Поймай меня, если сможешь | страница 4
Один из нью-йоркских копов, больше всех потевших, чтобы меня поймать, прочитав этот отчёт, только фыркнул.
— Айболит не иначе над нами прикалывается! Этот аферист нагло и уверенно грабит не одну сотню банков, из половины отелей мира метёт всё, кроме простыней, кидает все какие есть авиакомпании, попутно вдув большинству стюардесс, выдаёт столько липовых чеков, что хватило бы оклеить Пентагон вместо обоев в три слоя, обирает чёртовы колледжи и университеты, нарезает два миллиона зелёных, выставив половину легавых тридцати стран полными придурками, и после этого выясняется, что у него низкий криминальный порог?! И что бы этот красавец отработал, будь у него высокий криминальный порог? Ограбил бы для начала Форт-Нокс?

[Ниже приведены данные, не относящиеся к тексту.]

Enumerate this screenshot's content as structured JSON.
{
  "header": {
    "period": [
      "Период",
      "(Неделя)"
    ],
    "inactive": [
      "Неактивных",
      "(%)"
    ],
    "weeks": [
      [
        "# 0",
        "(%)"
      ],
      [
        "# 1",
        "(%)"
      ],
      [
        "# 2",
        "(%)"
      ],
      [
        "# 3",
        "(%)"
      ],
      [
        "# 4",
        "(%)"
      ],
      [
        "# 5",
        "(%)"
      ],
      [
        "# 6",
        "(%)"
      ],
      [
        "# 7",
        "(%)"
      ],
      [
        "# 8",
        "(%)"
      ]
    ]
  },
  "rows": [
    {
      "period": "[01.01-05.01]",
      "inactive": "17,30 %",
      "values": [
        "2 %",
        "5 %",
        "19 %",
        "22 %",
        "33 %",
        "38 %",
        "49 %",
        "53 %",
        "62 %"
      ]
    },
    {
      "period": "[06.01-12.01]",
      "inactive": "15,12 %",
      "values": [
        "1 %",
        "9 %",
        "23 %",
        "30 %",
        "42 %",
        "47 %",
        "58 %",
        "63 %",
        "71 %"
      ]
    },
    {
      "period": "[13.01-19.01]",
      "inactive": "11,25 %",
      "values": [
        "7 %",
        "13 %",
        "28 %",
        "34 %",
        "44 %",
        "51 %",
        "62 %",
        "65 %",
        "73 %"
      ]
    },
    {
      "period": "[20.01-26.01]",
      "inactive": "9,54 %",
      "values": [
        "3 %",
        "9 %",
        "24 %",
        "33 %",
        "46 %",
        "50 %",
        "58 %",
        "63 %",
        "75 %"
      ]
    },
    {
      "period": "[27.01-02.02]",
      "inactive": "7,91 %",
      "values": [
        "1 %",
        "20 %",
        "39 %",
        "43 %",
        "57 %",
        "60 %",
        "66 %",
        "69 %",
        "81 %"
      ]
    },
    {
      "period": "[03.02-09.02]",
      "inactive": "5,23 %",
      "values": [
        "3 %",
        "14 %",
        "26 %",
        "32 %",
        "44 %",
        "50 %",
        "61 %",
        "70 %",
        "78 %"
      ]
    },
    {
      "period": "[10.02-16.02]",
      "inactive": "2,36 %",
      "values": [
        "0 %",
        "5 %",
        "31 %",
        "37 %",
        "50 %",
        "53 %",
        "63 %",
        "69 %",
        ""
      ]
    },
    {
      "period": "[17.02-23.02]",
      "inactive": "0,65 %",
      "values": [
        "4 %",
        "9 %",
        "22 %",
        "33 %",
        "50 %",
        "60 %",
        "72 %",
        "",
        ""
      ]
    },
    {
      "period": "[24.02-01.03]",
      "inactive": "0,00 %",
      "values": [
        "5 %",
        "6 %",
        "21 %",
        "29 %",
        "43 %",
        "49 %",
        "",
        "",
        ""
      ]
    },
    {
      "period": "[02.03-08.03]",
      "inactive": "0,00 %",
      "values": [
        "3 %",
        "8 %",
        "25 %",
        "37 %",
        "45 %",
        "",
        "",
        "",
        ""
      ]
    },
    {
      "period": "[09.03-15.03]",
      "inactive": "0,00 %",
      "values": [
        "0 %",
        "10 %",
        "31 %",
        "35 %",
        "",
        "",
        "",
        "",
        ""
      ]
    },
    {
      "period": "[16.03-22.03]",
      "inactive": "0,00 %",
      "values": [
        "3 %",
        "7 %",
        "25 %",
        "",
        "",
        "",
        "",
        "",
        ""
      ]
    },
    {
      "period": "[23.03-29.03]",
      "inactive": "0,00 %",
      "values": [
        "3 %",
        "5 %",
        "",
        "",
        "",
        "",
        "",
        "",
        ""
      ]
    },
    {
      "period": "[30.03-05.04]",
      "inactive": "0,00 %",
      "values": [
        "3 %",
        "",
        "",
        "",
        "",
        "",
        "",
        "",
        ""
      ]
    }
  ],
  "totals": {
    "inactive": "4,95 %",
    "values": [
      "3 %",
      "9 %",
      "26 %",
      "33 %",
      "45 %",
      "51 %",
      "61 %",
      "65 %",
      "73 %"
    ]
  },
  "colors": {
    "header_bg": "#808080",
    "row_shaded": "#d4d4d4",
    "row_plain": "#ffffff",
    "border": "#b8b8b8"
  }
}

И заявился с отчётом ко мне: за время соперничества мы с ним успели сдружиться.
— Развёл этого мозгляка, а, Фрэнк?
Я же рассказал ему, что отвечал на все вопросы с предельной откровенностью, честно выполняя все тесты, какие мне давали.
— Хрен там, — оборвал он. — Парь мозги федералам, а не мне. Ты сделал этого кабинетного индюка. — Он покачал головой. — Фрэнк, ты даже отца родного надул бы.
Собственно говоря, родного отца я уже кинул — он стал первой жертвой моих махинаций. Папе была присуща черта, превращавшая его в идеального лоха — слепое доверие, и я обобрал его на 3 400 долларов, когда мне было всего пятнадцать.
Я родился и провёл первые шестнадцать лет жизни в Бронксвилле, штат Нью-Йорк. Я был третьим из четырёх детей, и меня назвали в честь отца. Если бы мне хотелось провернуть мошенничество в детстве, я списал бы всё на семейный разлад, потому что мама и отец разошлись, когда мне было двенадцать. На самом же деле я только возвёл бы этим напраслину на родителей.
Больше всех пострадал от расставания и последующего развода отец, по-настоящему привязанный к маме. Моя мать, в замужестве Полетт Абигнейл, была красавицей-француженкой, выросшей в Алжире. Папа повстречал её во время Второй мировой войны, когда служил в Оране, где на ней и женился. Маме едва исполнилось пятнадцать, отцу же было двадцать восемь, и хотя тогда разница в возрасте представлялась несущественной, мне всегда казалось, что брак их разладился не без её влияния.
После демобилизации папа завёл собственное дело в Нью-Йорке — канцелярский магазин на пересечении Сороковой улицы и Мэдисон-авеню под названием Gramercy's. И преуспел. Мы жили в просторном, шикарном доме и хотя не купались в роскоши, недостатка ни в чём определённо не испытывали. В детские годы мы с братьями и сестрой практически ни в чём не получали отказа.